Friday, April 08, 2005

new review posted

check out this new review posted by Duane Nora on CD Baby! Makes me want to kick up my heels and dance!

http://cdbaby.com/cd/vanessapeters2

Monday, April 04, 2005

the art of travel

God bless April! after a long, cold winter, nothing is nicer than the sight of little white and pink blossoms appearing on the plum trees. everything is starting to unfurl, hesistantly, like a small child waking up in a strange bedroom, opening one eye to take a quick look around before committing herself to the actual act of movement from the bed. it has been warm for a few weeks now, but a chilly wind blew through a few days ago, bringing with it some sort of nasty 24-hour-virus that has felled everyone i know except yours truly, which can only mean that any minute now i will find myself doubled over a trash can with stomach convulsions. but for now, i am fit as a fiddle and tuned to a perfect A, so to speak.

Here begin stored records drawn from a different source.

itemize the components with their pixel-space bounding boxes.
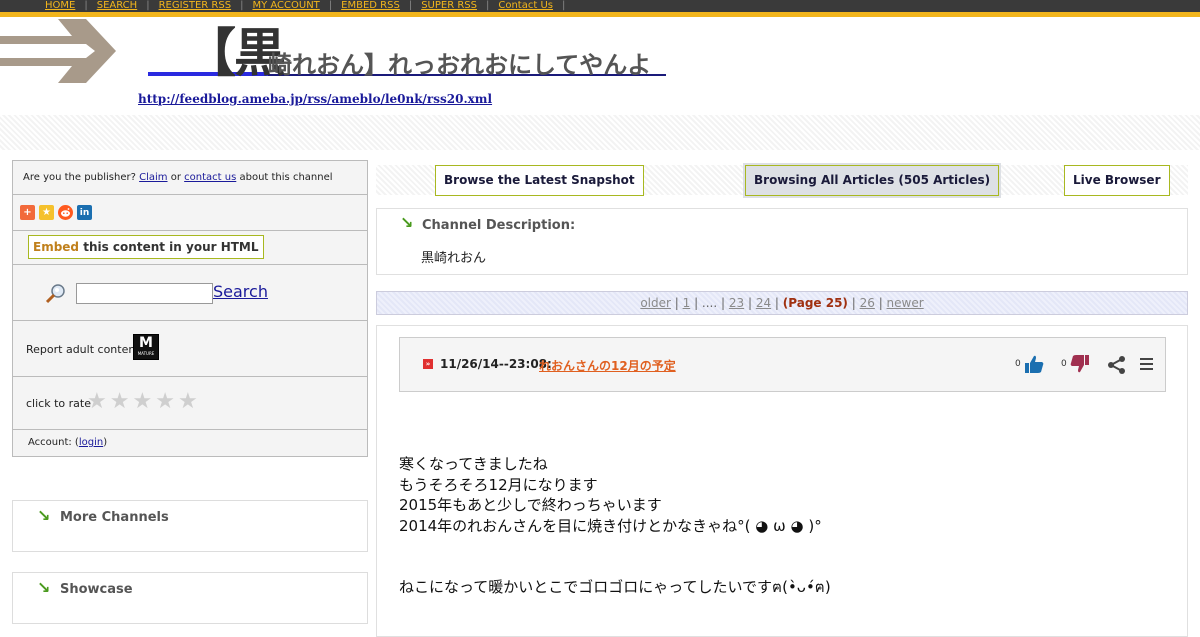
article-line: もうそろそろ12月になります xyxy=(399,475,598,494)
claim-link[interactable]: Claim xyxy=(139,172,167,183)
article-bullet-icon: » xyxy=(423,359,433,369)
rate-label: click to rate xyxy=(26,397,91,410)
pager-page-26[interactable]: 26 xyxy=(860,296,875,310)
nav-item-super-rss[interactable]: SUPER RSS | xyxy=(412,0,489,12)
search-button[interactable]: Search xyxy=(213,282,268,301)
pager-older[interactable]: older xyxy=(640,296,671,310)
article-line: 2014年のれおんさんを目に焼き付けとかなきゃね°( ◕ ω ◕ )° xyxy=(399,516,822,535)
channel-title: 崎れおん】れっおれおにしてやんよ xyxy=(268,51,652,79)
embed-highlight: Embed xyxy=(33,240,80,254)
channel-title-link[interactable]: 【黒 崎れおん】れっおれおにしてやんよ xyxy=(148,17,666,84)
account-suffix: ) xyxy=(103,437,108,448)
green-arrow-icon: ↘ xyxy=(400,213,414,232)
more-channels-box: ↘ More Channels xyxy=(12,500,368,552)
article-line: 2015年もあと少しで終わっちゃいます xyxy=(399,496,662,514)
reddit-icon[interactable] xyxy=(58,205,73,220)
publisher-or: or xyxy=(170,172,181,183)
search-icon xyxy=(45,284,65,304)
login-link[interactable]: login xyxy=(79,437,103,448)
dislike-count: 0 xyxy=(1061,359,1067,369)
like-count: 0 xyxy=(1015,359,1021,369)
embed-label: this content in your HTML xyxy=(83,240,259,254)
publisher-row: Are you the publisher? Claim or contact … xyxy=(13,161,367,195)
showcase-heading[interactable]: Showcase xyxy=(60,582,133,597)
pager-ellipsis: .... xyxy=(701,296,718,310)
star-2-icon[interactable]: ★ xyxy=(110,389,130,415)
thumbs-down-icon[interactable] xyxy=(1070,354,1090,374)
article-line xyxy=(399,536,831,577)
search-input[interactable] xyxy=(76,283,213,304)
mature-badge-text: MATURE xyxy=(137,351,155,356)
page-header: 【黒 崎れおん】れっおれおにしてやんよ http://feedblog.ameb… xyxy=(0,17,1200,150)
social-share-row: + ★ in xyxy=(13,195,367,231)
nav-link-register-rss[interactable]: REGISTER RSS xyxy=(150,0,241,11)
publisher-prefix: Are you the publisher? xyxy=(23,172,136,183)
star-4-icon[interactable]: ★ xyxy=(155,389,175,415)
embed-content-button[interactable]: Embed this content in your HTML xyxy=(28,235,264,259)
nav-link-embed-rss[interactable]: EMBED RSS xyxy=(332,0,409,11)
adult-report-label: Report adult content: xyxy=(26,343,144,356)
star-5-icon[interactable]: ★ xyxy=(178,389,198,415)
article-header: » 11/26/14--23:08: れおんさんの12月の予定 0 0 xyxy=(399,337,1166,392)
nav-link-my-account[interactable]: MY ACCOUNT xyxy=(243,0,328,11)
feed-url-link[interactable]: http://feedblog.ameba.jp/rss/ameblo/le0n… xyxy=(138,92,492,106)
channel-description-heading: Channel Description: xyxy=(422,218,576,233)
showcase-box: ↘ Showcase xyxy=(12,572,368,624)
pager-page-23[interactable]: 23 xyxy=(729,296,744,310)
nav-link-search[interactable]: SEARCH xyxy=(88,0,146,11)
plus-icon[interactable]: + xyxy=(20,205,35,220)
top-nav: HOME | SEARCH | REGISTER RSS | MY ACCOUNT | … xyxy=(0,0,1200,17)
article-date: 11/26/14--23:08: xyxy=(440,357,552,371)
article-line: 寒くなってきましたね xyxy=(399,455,548,473)
article-line: ねこになって暖かいとこでゴロゴロにゃってしたいですฅ(•̀ᴗ•́ฅ) xyxy=(399,578,831,596)
mature-rating-icon[interactable]: M MATURE xyxy=(133,334,159,360)
nav-item-search[interactable]: SEARCH | xyxy=(88,0,150,12)
nav-link-home[interactable]: HOME xyxy=(36,0,84,11)
nav-link-contact-us[interactable]: Contact Us xyxy=(489,0,562,11)
tab-all-articles[interactable]: Browsing All Articles (505 Articles) xyxy=(742,163,1002,198)
pager-page-24[interactable]: 24 xyxy=(756,296,771,310)
tab-live-browser[interactable]: Live Browser xyxy=(1064,165,1170,196)
adult-report-row: Report adult content: M MATURE xyxy=(13,321,367,377)
nav-item-home[interactable]: HOME | xyxy=(36,0,88,12)
star-1-icon[interactable]: ★ xyxy=(87,389,107,415)
channel-sidebar: Are you the publisher? Claim or contact … xyxy=(12,160,368,457)
channel-description: 黒崎れおん xyxy=(421,251,487,266)
contact-us-link[interactable]: contact us xyxy=(184,172,236,183)
pagination: older | 1 | .... | 23 | 24 | (Page 25) |… xyxy=(376,291,1188,315)
nav-link-super-rss[interactable]: SUPER RSS xyxy=(412,0,486,11)
share-icon[interactable] xyxy=(1107,355,1127,375)
linkedin-icon[interactable]: in xyxy=(77,205,92,220)
publisher-suffix: about this channel xyxy=(239,172,333,183)
star-rating: ★ ★ ★ ★ ★ xyxy=(87,389,198,415)
more-channels-heading[interactable]: More Channels xyxy=(60,510,169,525)
channel-description-box: ↘ Channel Description: 黒崎れおん xyxy=(376,208,1188,275)
account-prefix: Account: ( xyxy=(28,437,79,448)
search-row: Search xyxy=(13,265,367,321)
star-icon[interactable]: ★ xyxy=(39,205,54,220)
menu-icon[interactable] xyxy=(1140,355,1154,373)
tab-latest-snapshot[interactable]: Browse the Latest Snapshot xyxy=(435,165,644,196)
article-title-link[interactable]: れおんさんの12月の予定 xyxy=(539,357,676,374)
arrow-right-icon xyxy=(0,19,116,83)
nav-item-embed-rss[interactable]: EMBED RSS | xyxy=(332,0,412,12)
green-arrow-icon: ↘ xyxy=(37,506,51,525)
embed-row: Embed this content in your HTML xyxy=(13,231,367,265)
nav-item-contact-us[interactable]: Contact Us | xyxy=(489,0,565,12)
article-card: » 11/26/14--23:08: れおんさんの12月の予定 0 0 寒くなっ… xyxy=(376,325,1188,637)
green-arrow-icon: ↘ xyxy=(37,578,51,597)
rating-row: click to rate ★ ★ ★ ★ ★ xyxy=(13,377,367,430)
pager-current: (Page 25) xyxy=(782,296,848,310)
pager-page-1[interactable]: 1 xyxy=(683,296,691,310)
mature-badge-letter: M xyxy=(139,335,153,351)
account-row: Account: (login) xyxy=(13,430,367,456)
pager-newer[interactable]: newer xyxy=(887,296,924,310)
star-3-icon[interactable]: ★ xyxy=(132,389,152,415)
article-body: 寒くなってきましたね もうそろそろ12月になります 2015年もあと少しで終わっ… xyxy=(399,454,831,598)
thumbs-up-icon[interactable] xyxy=(1024,354,1044,374)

i just finished a book called "the art of travel," by alain de botton, and i am off to purchase every book the man has ever written. if any of them are half as good as this one, it will be a chunk of change well spent. the book deals with ... well, the art of traveling, which might seem like a mundane, or elitist, topic at first ... but it soon reveals itself to be a sort of instruction manual on how to get the most out of wherever you are, be you on vacation in Barbados or travelling around your bedroom. It deals with why some of us (ahem) feel a compulsive need to travel; with the inevitable let-down many feel upon arriving in paradise; with how to see commonplace things in your own life as new again. It is really quite lovely and I say to thee, get thee to a bookstore and find this book!

between the terri schiavo case and the pope passing away, it has been interesting being in italy during these last few days. schiavo (actually pronounced "sckee-ah-vo") means slave in italian. lots of discussions all around about the right-to-life and the right-to-die and what it all could have meant for the pope if he had fallen into a coma instead of dying. make yourselves a living will, each and every one of you.

show booked in Houston! more to come in Dallas, Austin, Shreveport, and beyond.

much love from the land of the little white plum blossoms,
vanessa

a nietzche excerpt from "the art of travel":
"when we observe how some people know how to manage their experiences - their insignificant, everyday experiences - so that they become an arable soil that bears fruit three times a year, while others - and how many there are! - are driven through surging waves of destiny, the most multifarious currents of the times and the nations, and yet always remain on top, bobbing like a cork, then we are in the end tempted to divide mankind into a minority (a minimality) of those who know how to make much of little, and a majority of those who know how to make little of much."